While she claims that she would not exchange her childhood for another, it seems that she now regards her Christian training as dishonest. Why? She doesn’t explain. However, when we discard our former beliefs, we have to convince ourselves of their lack of truth, lest they continue to indict us. She now has found a new god:

·       Freedom is my God now, and I love this one a thousand times more than I ever loved the last one.

I don’t doubt that she now has a greater sense of freedom having rejected the God who she felt condemned her. As many atheists have testified, a world where there are no objective standards of right and wrong and no one to indict us, feels like freedom.

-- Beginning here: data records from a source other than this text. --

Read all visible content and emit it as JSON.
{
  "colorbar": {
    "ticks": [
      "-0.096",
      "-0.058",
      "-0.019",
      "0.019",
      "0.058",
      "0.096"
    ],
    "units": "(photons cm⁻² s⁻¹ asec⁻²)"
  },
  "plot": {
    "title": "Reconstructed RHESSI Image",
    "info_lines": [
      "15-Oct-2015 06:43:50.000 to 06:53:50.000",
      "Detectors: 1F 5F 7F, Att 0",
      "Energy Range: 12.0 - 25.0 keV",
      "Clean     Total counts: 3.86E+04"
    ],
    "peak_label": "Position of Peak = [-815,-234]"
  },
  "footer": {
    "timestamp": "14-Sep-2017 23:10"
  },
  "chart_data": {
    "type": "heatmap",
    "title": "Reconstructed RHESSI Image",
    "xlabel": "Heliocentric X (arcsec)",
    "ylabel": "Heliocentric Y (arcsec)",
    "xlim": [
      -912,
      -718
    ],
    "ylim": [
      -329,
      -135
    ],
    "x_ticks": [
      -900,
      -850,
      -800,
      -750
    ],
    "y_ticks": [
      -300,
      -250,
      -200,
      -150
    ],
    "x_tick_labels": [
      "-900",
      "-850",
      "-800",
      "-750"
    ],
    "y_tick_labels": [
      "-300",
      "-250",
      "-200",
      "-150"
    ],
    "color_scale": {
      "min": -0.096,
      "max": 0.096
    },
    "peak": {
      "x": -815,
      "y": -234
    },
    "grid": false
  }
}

However, such “freedom” ceases to pay dividends. Instead, this “freedom” becomes a cold and unfeeling world devoid of meaning, purpose, and rules that make a game fulfilling. No rules, no chess or checkers. Initially, the atheist Bertrand Russell believed that humanity could impose their own will and purpose on the purposeless void:

  • Undismayed by the empire of chance, [man determines] to preserve a mind free from the wanton tyrant that rules his outward life; proudly defiant of the irresistible forces... [He determines] to sustain alone... the world that his own ideals have fashioned despite the trampling march of unconscious power. (A Free Man’s Worship)

However, there are dreams that will not take wing no matter how confident we might be about them. Years later, Russell confessed that his dreams folded like a rose dropping its dried pedals:

  • I wrote with passion and force because I really thought I had a gospel. Now I am cynical about the gospel because it won’t stand the test of life.

How are Christian parents to protect their young? They need to prepare them not only with arguments in favor of their faith but also with an understanding of the impact of the temptations of this hostile world, especially the sexual sins and our sinful attempts to justify them. I also think that parents need to be very candid about their own failures and how they rediscovered the faithfulness of God through them. There can be no better testimony!